Poverty Porn or Powerful?

After viewing SBS’s difficult to watch documentary, Struggle Street, I thought about the ethics of broadcasting others in their worst moments.

Struggle Street highlights the difficulty of day to day life for Australian families in public housing. The show, after its debut in early 2015, sparked outrage amongst the Mt.Druitt community. The area has very high rates of unemployment and is significantly disadvantaged. “The subjects of the television program say they were told the show would look at both the positives and negatives in their lives, including the challenges many faced and how some had overcome them.

The mayor of the council representing Mr Druitt says the program only exposes their worst moments on national television.” (ABC, 2015). Many Mt. Druitt community leaders were hurt by the provocative promo. Stephen Bali called for SBS to immediately pull the series from the air so it can be viewed by the people depicted in it, and contacted [former] Communications Minister Malcolm Turnbull to intervene. The call came after Mr Turnbull alerted the broadcaster’s managing director to comments on Twitter from then-SBS journalist Scott McIntyre. Mr McIntyre was later sacked (SMH, 2015).
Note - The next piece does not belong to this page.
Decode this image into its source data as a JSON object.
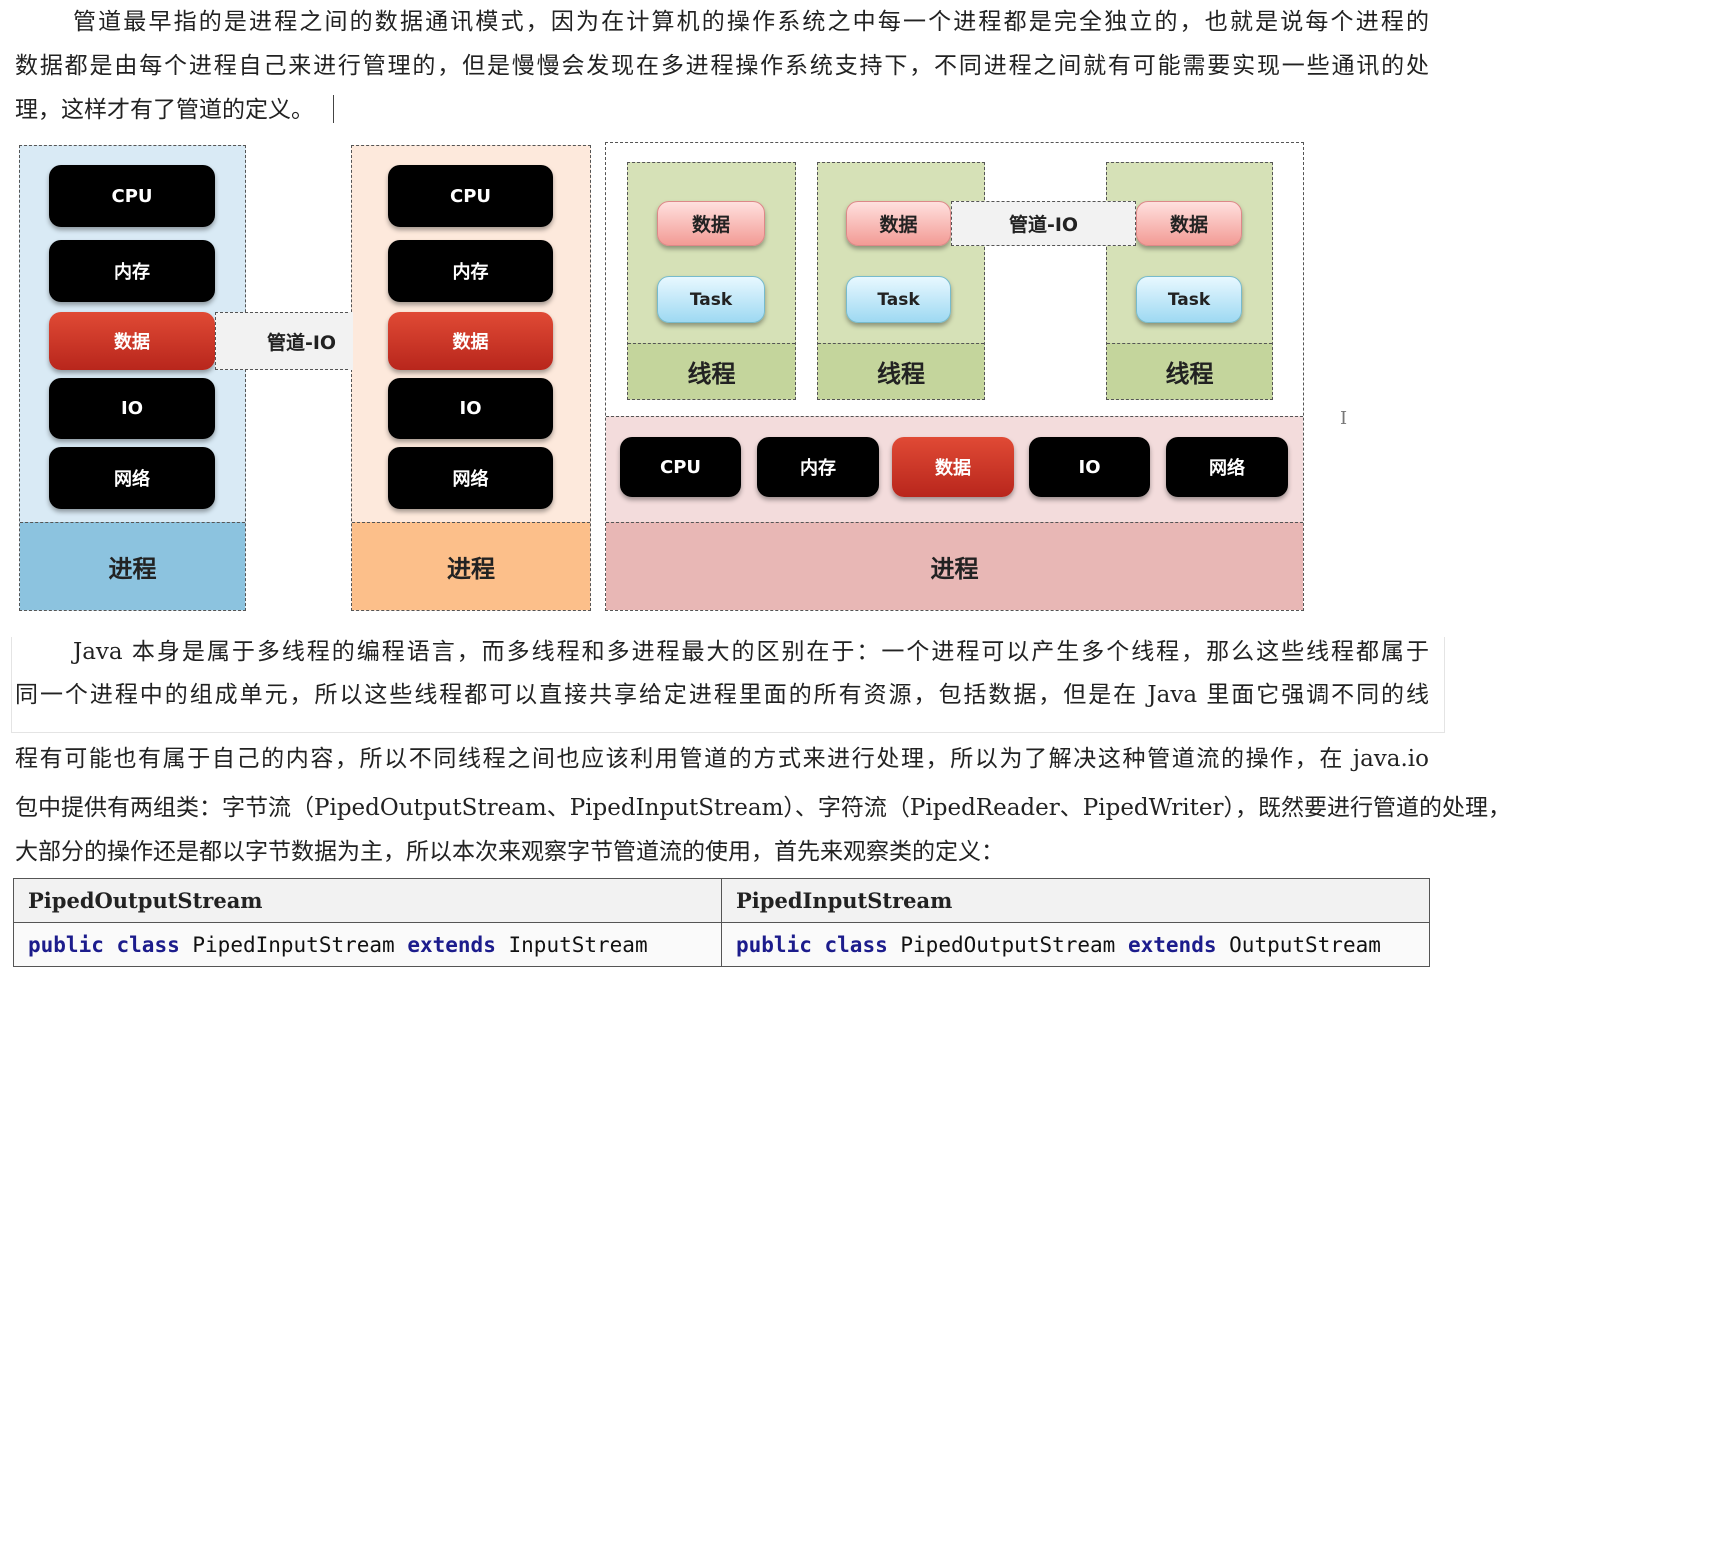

The shows finale especially, as shown in the YouTube clip above, sparked debate, evoked emotion and resonated with the community long after the filming had ended. Media coverage of the resident, Billy Jo, who was filmed doing drugs while in her last trimester of labour, carried on much longer than Billy Jo and her family would have liked.

 

struggle-street-FEATURE-720x547.jpg

(Credit: Mamamia)

Sue Sontag explores the topic of the suffering of others, stating that “the gruesome invites us to be either spectators or cowards, unable to look”. Some say that if you are neutral when viewing someone or something, then you are on the side of what has harmed them, to which Sue says, “So far as we feel sympathy, we feel we are not accomplices to what caused the suffering. Our sympathy proclaims our innocence as well as our impotence.”

 

What do you think about the use of media to highlight these issues?
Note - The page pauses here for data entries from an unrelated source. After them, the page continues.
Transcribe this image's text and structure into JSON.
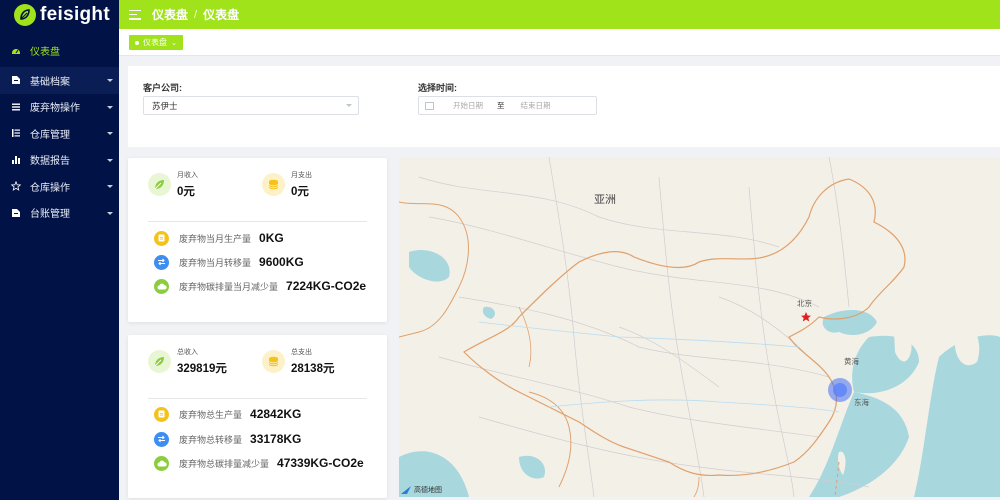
{
  "app": {
    "brand": "feisight"
  },
  "header": {
    "crumb_1": "仪表盘",
    "crumb_sep": "/",
    "crumb_2": "仪表盘"
  },
  "tabs": [
    {
      "label": "仪表盘",
      "close": "⌄"
    }
  ],
  "sidebar": {
    "items": [
      {
        "label": "仪表盘",
        "icon": "dashboard-icon"
      },
      {
        "label": "基础档案",
        "icon": "document-icon"
      },
      {
        "label": "废弃物操作",
        "icon": "list-icon"
      },
      {
        "label": "仓库管理",
        "icon": "warehouse-list-icon"
      },
      {
        "label": "数据报告",
        "icon": "bar-chart-icon"
      },
      {
        "label": "仓库操作",
        "icon": "star-icon"
      },
      {
        "label": "台账管理",
        "icon": "ledger-icon"
      }
    ]
  },
  "filter": {
    "company_label": "客户公司:",
    "company_value": "苏伊士",
    "time_label": "选择时间:",
    "start_placeholder": "开始日期",
    "to": "至",
    "end_placeholder": "结束日期"
  },
  "monthly": {
    "income_label": "月收入",
    "income_value": "0元",
    "expense_label": "月支出",
    "expense_value": "0元",
    "rows": [
      {
        "label": "废弃物当月生产量",
        "value": "0KG",
        "icon": "document-icon"
      },
      {
        "label": "废弃物当月转移量",
        "value": "9600KG",
        "icon": "transfer-icon"
      },
      {
        "label": "废弃物碳排量当月减少量",
        "value": "7224KG-CO2e",
        "icon": "cloud-icon"
      }
    ]
  },
  "total": {
    "income_label": "总收入",
    "income_value": "329819元",
    "expense_label": "总支出",
    "expense_value": "28138元",
    "rows": [
      {
        "label": "废弃物总生产量",
        "value": "42842KG",
        "icon": "document-icon"
      },
      {
        "label": "废弃物总转移量",
        "value": "33178KG",
        "icon": "transfer-icon"
      },
      {
        "label": "废弃物总碳排量减少量",
        "value": "47339KG-CO2e",
        "icon": "cloud-icon"
      }
    ]
  },
  "map": {
    "continent": "亚洲",
    "beijing": "北京",
    "yellow_sea": "黄海",
    "east_sea": "东海",
    "attribution": "高德地图"
  },
  "colors": {
    "accent": "#a0e31b",
    "sidebar": "#011247"
  }
}
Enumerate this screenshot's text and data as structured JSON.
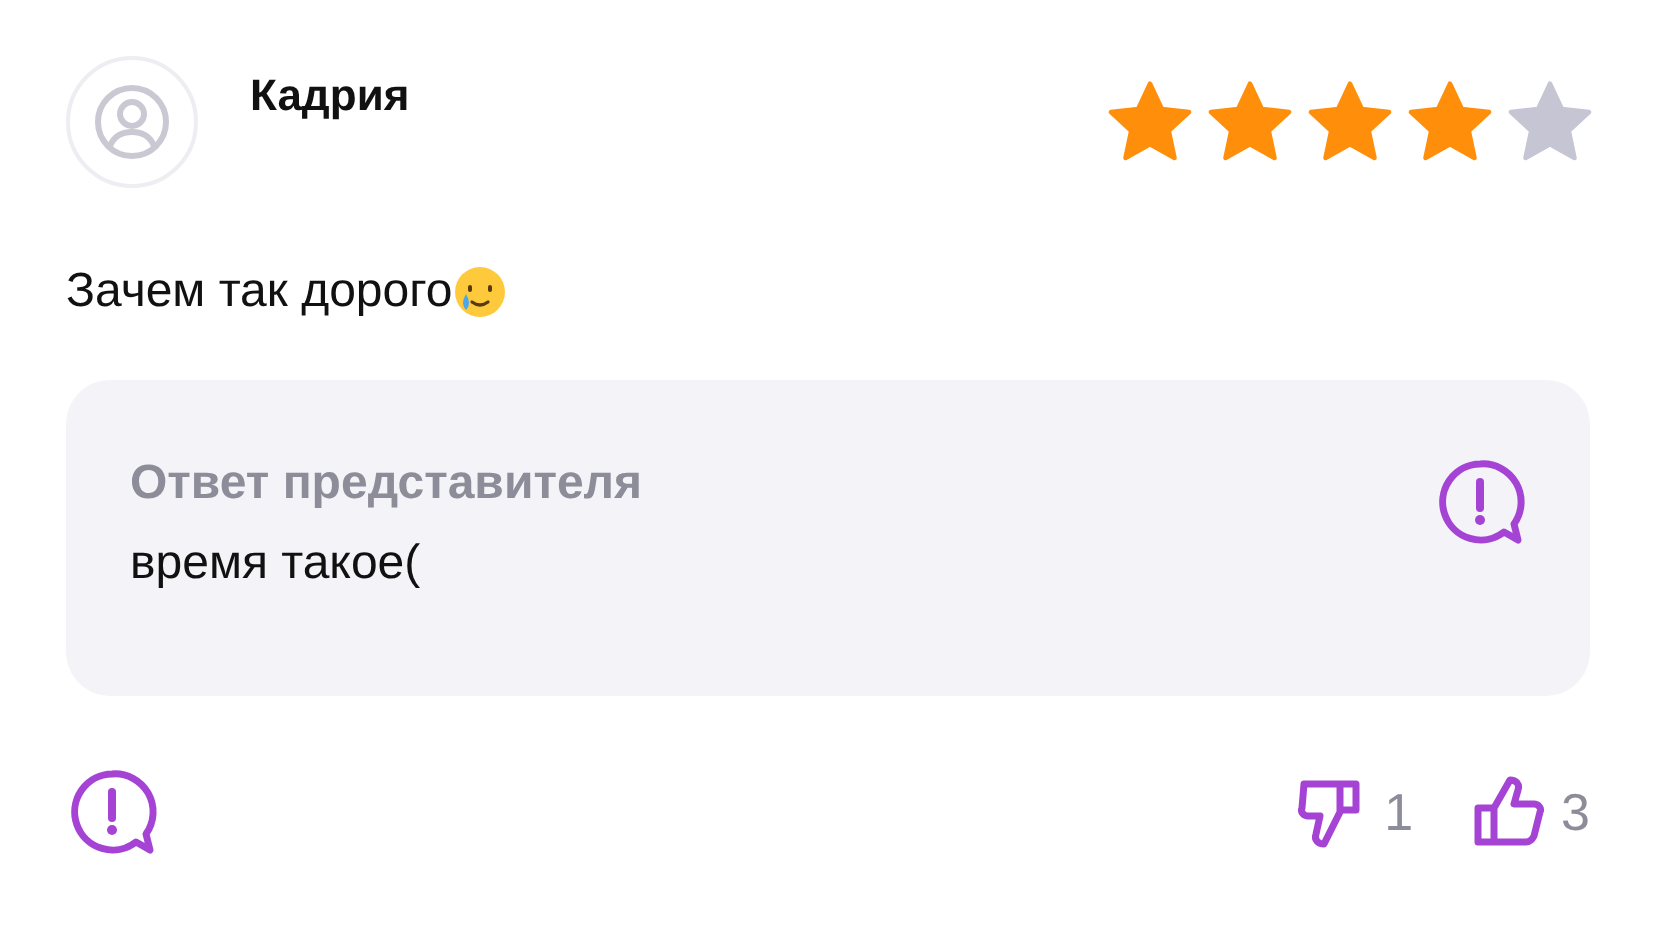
{
  "review": {
    "author": "Кадрия",
    "stars": 4,
    "text": "Зачем так дорого"
  },
  "reply": {
    "title": "Ответ представителя",
    "text": "время такое("
  },
  "reactions": {
    "dislikes": "1",
    "likes": "3"
  }
}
Do they evoke a particular response from the viewer?

What was SBS trying to provoke with the airing of this controversial and highly debated documentary?

 

The show provides an unfiltered glimpse into a world that most of Australia isn’t exposed to and humanises a community that is often not heard or understood by others. As Sydney Morning Herald puts it “No one chooses to be born into disadvantage, yet Australians who’ve been kicked in the arse by a rainbow because of the privilege of their upbringing are only too happy to judge, condemn or simply ignore those not as fortunate. Struggle Street makes us take notice. It is a living, breathing study in how the flapping butterfly wings of government policy become hurricanes in the lives of the neediest Australians; how drug laws and legislation to trim pensions or change eligibility for health and disability services can tip people off the edge of society’s map. Once you’re off, it’s very hard to find your way back.”

I’m sure this SBS documentary put many people’s lives into perspectives, and made them feel grateful for what they were born into, how great their upbringing was and what they have now. But are these people just contributing to the suffering by only spectating and not doing anything to help these communities of Australia?